As per NPM, you will need to file a bug with them in order to help them solve their bad design destions.
@frapell why do we need to do "npm link" though? My understanding is that this adds a link from the global npm packages to mockup, and that doesn't seem like a good thing for us to do by default, unless there's a reason it's necessary.
@davisagli I don't know for sure, maybe @vangheem or @thet know?
If we can do it without link
, that'd be better.
FWIW, I only ever use npm link
when I have a source checkout somewhere else which I want to link into the current project. Haven't had cause yet to use it for anything else.
Relevant to this report:
https://hackernoon.com/how-it-feels-to-learn-javascript-in-2016-d3a717dd577f?gi=d0ff8513b207
Not really relevant since Mockup doesn't require (last I checked) Babel, React, Redux, Flux, SystemJS, webpack or almost any of the other stuff mentioned there.
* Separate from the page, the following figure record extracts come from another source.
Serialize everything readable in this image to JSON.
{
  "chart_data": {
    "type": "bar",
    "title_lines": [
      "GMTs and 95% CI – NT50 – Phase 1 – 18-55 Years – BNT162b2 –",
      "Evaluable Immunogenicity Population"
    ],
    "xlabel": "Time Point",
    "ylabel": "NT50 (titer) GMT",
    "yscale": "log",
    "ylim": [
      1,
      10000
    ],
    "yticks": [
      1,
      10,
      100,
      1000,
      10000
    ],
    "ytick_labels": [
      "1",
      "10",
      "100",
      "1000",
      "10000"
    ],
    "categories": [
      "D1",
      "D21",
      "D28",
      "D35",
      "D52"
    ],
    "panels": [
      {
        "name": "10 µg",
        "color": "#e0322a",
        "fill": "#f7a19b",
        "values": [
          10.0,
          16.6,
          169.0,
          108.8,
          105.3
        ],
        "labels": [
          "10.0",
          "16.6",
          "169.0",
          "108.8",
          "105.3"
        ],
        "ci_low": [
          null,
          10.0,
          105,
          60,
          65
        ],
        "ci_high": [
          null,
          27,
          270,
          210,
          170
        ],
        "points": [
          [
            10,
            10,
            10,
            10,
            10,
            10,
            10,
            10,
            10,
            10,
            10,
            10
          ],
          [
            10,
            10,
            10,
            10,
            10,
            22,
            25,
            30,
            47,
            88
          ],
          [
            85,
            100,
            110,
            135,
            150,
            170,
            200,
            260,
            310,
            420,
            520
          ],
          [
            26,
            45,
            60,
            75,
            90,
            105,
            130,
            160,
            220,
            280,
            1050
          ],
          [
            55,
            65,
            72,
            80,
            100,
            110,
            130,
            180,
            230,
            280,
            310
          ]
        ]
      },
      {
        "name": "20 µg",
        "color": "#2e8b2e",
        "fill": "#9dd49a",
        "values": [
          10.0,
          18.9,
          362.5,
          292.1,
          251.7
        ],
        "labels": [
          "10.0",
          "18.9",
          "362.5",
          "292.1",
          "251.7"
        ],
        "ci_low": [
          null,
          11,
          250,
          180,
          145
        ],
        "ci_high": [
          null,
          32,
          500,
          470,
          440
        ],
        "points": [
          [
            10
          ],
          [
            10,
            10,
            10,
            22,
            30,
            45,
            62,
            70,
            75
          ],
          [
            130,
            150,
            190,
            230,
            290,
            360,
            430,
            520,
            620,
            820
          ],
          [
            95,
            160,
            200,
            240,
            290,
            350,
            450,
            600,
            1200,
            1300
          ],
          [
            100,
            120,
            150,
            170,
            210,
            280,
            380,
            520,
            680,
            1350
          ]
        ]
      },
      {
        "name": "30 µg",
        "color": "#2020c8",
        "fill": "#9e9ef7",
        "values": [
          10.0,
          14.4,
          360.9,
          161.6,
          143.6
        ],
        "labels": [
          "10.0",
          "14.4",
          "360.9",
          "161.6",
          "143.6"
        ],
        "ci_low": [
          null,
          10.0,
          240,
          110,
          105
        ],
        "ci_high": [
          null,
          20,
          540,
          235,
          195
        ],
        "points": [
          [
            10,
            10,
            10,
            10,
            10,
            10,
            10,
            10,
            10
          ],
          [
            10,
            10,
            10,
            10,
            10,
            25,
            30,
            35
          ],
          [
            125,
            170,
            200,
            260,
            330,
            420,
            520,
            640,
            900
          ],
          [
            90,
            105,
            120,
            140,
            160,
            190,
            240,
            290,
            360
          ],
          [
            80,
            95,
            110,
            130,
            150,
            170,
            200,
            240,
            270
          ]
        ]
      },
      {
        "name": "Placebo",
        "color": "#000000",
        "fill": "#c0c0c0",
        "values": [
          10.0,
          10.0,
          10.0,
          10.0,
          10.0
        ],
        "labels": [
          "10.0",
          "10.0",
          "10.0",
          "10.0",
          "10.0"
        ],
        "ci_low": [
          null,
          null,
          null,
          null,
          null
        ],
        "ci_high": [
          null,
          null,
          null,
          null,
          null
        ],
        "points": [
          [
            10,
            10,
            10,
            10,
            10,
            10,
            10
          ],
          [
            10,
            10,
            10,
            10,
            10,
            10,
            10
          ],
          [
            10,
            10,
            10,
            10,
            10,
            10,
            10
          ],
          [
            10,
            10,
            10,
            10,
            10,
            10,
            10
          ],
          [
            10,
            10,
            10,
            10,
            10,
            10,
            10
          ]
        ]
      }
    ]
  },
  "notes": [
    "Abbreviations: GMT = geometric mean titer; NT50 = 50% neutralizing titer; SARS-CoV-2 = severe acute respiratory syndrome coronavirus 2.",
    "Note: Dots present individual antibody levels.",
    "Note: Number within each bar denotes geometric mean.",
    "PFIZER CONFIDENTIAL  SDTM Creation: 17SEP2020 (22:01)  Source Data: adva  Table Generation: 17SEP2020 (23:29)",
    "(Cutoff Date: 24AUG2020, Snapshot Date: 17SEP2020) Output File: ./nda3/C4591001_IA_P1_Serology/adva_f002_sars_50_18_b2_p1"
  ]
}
I do think things could probably be made simpler and the barrier to entry lowered for newbies, however taking your frustrations out on the devs is not going to help much.
Hi @Rudd-O ,
Regarding:
Change the owner of npm's directories to the name of the current user (your username!): sudo chown -R $(whoami) $(npm config get prefix)/{lib/node_modules,bin,share} No way I'm doing that. If npm requires that, then npm is bad software built by people who have no clue how to do software.
That's actually exactly the same problem you have when you install a Python package using easy_install
: it will require to be done as sudo
.
To avoid that, in Python world, we use virtualenv
.
In npm world, there is a similar solution called nvm
(see https://github.com/creationix/nvm ).
@ebrehault: Or you can just not use the -g
option when using npm, then everything is installed relative to your current directory, instead of globally.
Yeah, you really only need nvm to manage different versions of node itself. Or if the software you're building runs 'npm link' ;-) Since no one seems to remember why we do that, I suggest we try removing it and see if anything breaks.
Well, using npm without -g
works of course, you know you will not install new packages globally, but you never know if your project will use global packages or not. I think isolation is cleaner.
Yes, this is beginning to sound quite a lot like the article I posted, except it isn't about JS library hell, it's about tooling hell ;-)
I had some success using the following buildout-Snippet:
node.cfg: [buildout]
parts+= node
[node] recipe = gp.recipe.node npms = less node-sass grunt-cli scripts = lessc node-sass grunt
then you can put something like the following into buildout.cfg:
extends = base.cfg versions.cfg node.cfg
and I also changed the Makefile to contain NPM = /Applications/Plone5/zeocluster/bin/npm
This prevents installing software as a root-User ....
To build "make docs" I had to deactivate
pattern.thememapper.less
in docs.less also but this is another issue.